しかし面白いことに、その中でただひとつだけ、ロイヤルプレイハウスと港を挟んで対称の位置に、かなり大きくて無骨な建物が、でん、と構えているのである。なにもかもがオシャレなコペンハーゲンの中心部らしからぬ「殺伐とした産業工場の跡地」といった風情だ。
このエリアは通称「PAPIRØEN」。英語で「Paper Island」、直訳すると「紙の島」である。そう、つい最近までデンマーク国立メディアがプリント紙を保管するための倉庫として使っていた地域だ。
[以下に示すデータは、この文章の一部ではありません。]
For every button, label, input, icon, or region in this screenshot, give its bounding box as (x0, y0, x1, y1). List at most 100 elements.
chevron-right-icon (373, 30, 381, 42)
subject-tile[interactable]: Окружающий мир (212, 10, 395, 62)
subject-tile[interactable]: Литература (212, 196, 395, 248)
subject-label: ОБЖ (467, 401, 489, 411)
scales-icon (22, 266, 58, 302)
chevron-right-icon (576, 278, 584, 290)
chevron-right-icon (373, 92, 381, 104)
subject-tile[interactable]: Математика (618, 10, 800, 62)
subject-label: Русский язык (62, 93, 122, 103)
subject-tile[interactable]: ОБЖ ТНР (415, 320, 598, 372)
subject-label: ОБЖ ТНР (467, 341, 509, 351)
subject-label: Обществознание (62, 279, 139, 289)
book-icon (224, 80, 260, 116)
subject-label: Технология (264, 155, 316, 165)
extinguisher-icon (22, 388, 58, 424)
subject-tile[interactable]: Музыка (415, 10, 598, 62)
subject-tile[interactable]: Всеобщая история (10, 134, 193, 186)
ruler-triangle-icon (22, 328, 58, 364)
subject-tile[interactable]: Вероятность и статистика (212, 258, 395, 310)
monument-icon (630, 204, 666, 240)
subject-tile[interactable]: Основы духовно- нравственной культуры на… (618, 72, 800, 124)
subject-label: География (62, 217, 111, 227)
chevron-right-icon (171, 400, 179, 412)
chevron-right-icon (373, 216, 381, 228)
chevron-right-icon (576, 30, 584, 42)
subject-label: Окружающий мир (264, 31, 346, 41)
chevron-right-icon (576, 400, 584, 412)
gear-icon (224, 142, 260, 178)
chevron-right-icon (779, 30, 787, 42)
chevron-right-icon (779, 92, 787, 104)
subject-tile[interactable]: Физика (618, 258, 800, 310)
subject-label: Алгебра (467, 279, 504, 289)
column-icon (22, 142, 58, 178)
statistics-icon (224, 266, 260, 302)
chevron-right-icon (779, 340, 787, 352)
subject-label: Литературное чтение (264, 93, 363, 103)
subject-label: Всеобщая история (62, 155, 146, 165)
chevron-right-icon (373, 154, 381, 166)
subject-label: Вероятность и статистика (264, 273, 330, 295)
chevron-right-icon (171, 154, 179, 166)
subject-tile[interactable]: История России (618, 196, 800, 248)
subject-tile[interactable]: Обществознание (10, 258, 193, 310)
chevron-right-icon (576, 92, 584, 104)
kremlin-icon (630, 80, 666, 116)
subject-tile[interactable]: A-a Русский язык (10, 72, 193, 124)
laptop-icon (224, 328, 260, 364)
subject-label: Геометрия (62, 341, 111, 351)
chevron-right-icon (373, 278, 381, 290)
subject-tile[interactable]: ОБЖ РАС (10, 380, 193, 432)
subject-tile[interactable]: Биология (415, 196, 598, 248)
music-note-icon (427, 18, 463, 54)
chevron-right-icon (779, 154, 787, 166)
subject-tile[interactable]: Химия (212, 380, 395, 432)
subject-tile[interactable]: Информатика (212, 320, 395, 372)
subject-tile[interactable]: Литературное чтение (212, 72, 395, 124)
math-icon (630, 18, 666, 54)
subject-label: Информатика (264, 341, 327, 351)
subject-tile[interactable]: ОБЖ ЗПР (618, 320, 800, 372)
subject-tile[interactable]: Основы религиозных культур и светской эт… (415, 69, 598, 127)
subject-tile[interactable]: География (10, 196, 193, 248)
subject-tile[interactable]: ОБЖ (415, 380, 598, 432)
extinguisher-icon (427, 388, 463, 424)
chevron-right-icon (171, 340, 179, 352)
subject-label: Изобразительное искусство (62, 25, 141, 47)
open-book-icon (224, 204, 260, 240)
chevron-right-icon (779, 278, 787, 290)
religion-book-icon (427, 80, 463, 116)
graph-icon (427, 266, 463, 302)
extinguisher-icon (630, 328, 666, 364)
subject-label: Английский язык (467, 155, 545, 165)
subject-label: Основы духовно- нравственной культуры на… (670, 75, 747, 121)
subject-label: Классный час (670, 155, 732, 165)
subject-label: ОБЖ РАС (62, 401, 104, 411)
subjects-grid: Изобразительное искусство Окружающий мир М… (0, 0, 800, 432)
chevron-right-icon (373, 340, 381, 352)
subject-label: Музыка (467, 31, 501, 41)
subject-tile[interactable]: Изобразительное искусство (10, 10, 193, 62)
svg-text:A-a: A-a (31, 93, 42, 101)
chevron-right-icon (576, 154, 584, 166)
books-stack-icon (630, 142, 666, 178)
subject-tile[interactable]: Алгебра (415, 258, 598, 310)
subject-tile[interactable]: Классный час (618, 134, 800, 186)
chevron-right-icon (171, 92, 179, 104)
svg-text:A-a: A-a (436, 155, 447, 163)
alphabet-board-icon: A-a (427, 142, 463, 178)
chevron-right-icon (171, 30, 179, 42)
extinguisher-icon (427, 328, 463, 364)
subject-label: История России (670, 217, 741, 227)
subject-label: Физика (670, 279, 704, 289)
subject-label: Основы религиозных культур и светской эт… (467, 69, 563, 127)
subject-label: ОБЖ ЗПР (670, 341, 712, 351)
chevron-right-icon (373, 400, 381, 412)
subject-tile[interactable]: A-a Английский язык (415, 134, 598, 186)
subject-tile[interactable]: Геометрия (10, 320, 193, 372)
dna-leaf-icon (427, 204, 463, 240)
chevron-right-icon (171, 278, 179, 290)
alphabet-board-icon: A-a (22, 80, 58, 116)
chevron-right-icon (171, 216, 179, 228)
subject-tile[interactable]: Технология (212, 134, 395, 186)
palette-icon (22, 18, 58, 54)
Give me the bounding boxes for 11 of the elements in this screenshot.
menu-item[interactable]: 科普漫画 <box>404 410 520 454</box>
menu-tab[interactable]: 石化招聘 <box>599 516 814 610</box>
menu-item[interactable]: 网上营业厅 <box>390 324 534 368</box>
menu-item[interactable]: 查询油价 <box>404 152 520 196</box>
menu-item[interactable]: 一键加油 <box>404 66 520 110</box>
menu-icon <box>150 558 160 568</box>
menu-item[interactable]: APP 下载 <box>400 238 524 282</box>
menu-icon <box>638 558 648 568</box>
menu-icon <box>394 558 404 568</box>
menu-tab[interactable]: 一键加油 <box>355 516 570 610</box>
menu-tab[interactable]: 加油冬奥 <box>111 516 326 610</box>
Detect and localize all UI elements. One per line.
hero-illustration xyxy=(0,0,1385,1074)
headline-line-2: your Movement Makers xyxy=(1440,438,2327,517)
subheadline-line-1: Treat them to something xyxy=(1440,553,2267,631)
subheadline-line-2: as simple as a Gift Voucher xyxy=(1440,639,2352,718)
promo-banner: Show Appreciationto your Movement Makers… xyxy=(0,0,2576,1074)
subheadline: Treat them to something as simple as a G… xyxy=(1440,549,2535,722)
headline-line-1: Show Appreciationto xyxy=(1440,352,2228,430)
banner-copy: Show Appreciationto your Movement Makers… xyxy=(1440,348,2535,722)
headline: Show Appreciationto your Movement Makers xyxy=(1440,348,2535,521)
パイプが外に張り出した白い大きな建物に、汚れた赤いシャッターが不恰好だ。港の景観など一切気にもせずに、どん、と長い間居座ってきたが、2012年にその役目に終止符が打たれた。国立メディアが市との賃貸契約を打ち切ったのである。
無残な姿のまま、市の所有物として取り残されたPAPIRØENだが、そこはさすがのコペンハーゲン。次の一手が早かった。開発計画を長々と考えることなく、建物を分割してすぐに民間に貸し出した。
建築事務所、サイエンスミュージアム、デザイン系コンサルタント会社などクリエイティブな事業者がオフィスを次々に移転させた。そして、最も立地の良かった港側のホールは「ストリートフードの聖地」として開放されることになった。
ストリートフードの聖地、と聞いてもいまいちピンとこないかもしれない。
簡単に説明すると、打放しコンクリートのだだっ広い倉庫のホールが、25台のフードワゴンに占領されているのである。今後の開発が未定なため、長期契約のレストランを入れるよりも、一時滞在が自由自在の「ワゴン」の誘致を選択をしたのだ。
しかも、ひとつひとつの店舗つくりが非常にクリエイティブ。無骨な建物全体の雰囲気を補ってか、どの店も独自の外観つくりに力を入れており、カラフルな看板や客用のテーブル、インスタレーションなどは見ているだけで楽しいし、とてもつい最近越してきたばかりには見えない。コーヒーやスイーツはもちろん、ハンバーガーや中華料理、ベトナム料理まで楽しめる充実度だ。
外に出るとコペンハーゲンの港が広がっている。公共のベンチが並んでいて、誰でも、いつでも、仲間との時間を楽しむことができるのだ。使われなくなった倉庫を大掛かりな都市開発で取り壊すのではなく、柔軟な発想で、開かれた場所として様変わりさせたコペンハーゲン。今回も、あっぱれ!である。